Ralph Borland, University of Cape Town, South Africa
Based on a history of greater access to funding and materials, Borland said industrialised countries have established a status quo that must be changed. “If knowledge is legitimised from Northern researchers in Northern journals, a singular view and interest gets advanced,” he said.
At the conference, which ended yesterday, Borland presented his work from the Global Arenas of Knowledge project.

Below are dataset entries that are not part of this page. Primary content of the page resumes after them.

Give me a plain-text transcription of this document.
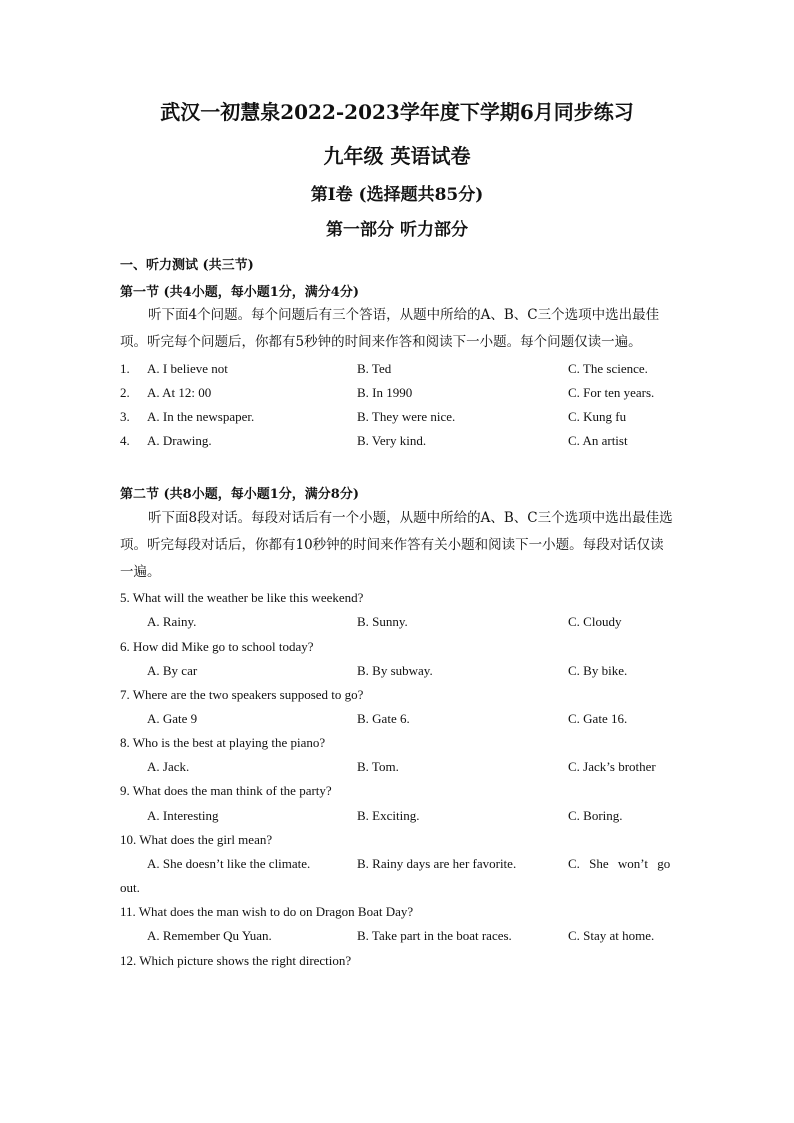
武汉一初慧泉2022-2023学年度下学期6月同步练习
九年级 英语试卷
第Ⅰ卷 (选择题共85分)
第一部分 听力部分
一、听力测试 (共三节)
第一节 (共4小题，每小题1分，满分4分)
听下面4个问题。每个问题后有三个答语，从题中所给的A、B、C三个选项中选出最佳项。听完每个问题后，你都有5秒钟的时间来作答和阅读下一小题。每个问题仅读一遍。
1. A. I believe not	B. Ted	C. The science.
2. A. At 12: 00	B. In 1990	C. For ten years.
3. A. In the newspaper.	B. They were nice.	C. Kung fu
4. A. Drawing.	B. Very kind.	C. An artist
第二节 (共8小题，每小题1分，满分8分)
听下面8段对话。每段对话后有一个小题，从题中所给的A、B、C三个选项中选出最佳选项。听完每段对话后，你都有10秒钟的时间来作答有关小题和阅读下一小题。每段对话仅读一遍。
5. What will the weather be like this weekend?
A. Rainy.	B. Sunny.	C. Cloudy
6. How did Mike go to school today?
A. By car	B. By subway.	C. By bike.
7. Where are the two speakers supposed to go?
A. Gate 9	B. Gate 6.	C. Gate 16.
8. Who is the best at playing the piano?
A. Jack.	B. Tom.	C. Jack’s brother
9. What does the man think of the party?
A. Interesting	B. Exciting.	C. Boring.
10. What does the girl mean?
A. She doesn’t like the climate.	B. Rainy days are her favorite.	C. She won’t go
out.
11. What does the man wish to do on Dragon Boat Day?
A. Remember Qu Yuan.	B. Take part in the boat races.	C. Stay at home.
12. Which picture shows the right direction?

This initiative aims to gather and highlight contributions made by researchers from Australia, Brazil and South Africa in the areas of HIV/AIDS, gender studies and climate change.
“The picture that is emerging from this study is of both the contribution to these fields being made by Southern researchers and of the unequal terrain in which this contribution takes place,” said Borland.
Researchers from 56 countries gathered at the forum to discuss the latest progress in social science and hear the latest knowledge about addressing problems affecting different societies and humanity. In advance of the meeting, ministers from some of the world’s poorest countries — including Djibouti, Eritrea, Somalia and Sudan — signed a declaration to support social science in their countries.
At the meeting, researchers discussed how conventional academic metrics, such as citation indices, disadvantage researchers in developing countries whose work is less focused on getting published. Their intentions might be to solve problems on the ground, but international journals would not reflect such efforts, the conference heard.
The Energy Research Centre at the University of Cape Town was mentioned as an example. The centre is the country’s leading climate change research institution, but it focuses on joint projects between state representatives, academics, industry and NGOs. As a result, much of its output is in the form of policy briefs, not journal articles, the audience was told. In the lead up to COP 21, the UN’s climate change summit in Paris, France, due to take place in December, the debate around climate change should recognise alternative approaches to climate science, according to Blessings Chinsinga, an agriculture researcher at the University of Malawi.
“If climate change is to be dealt with, it will require international partnerships,” he told SciDev.Net. “We want to be able to contribute to global climate change knowledge to influence policy design.”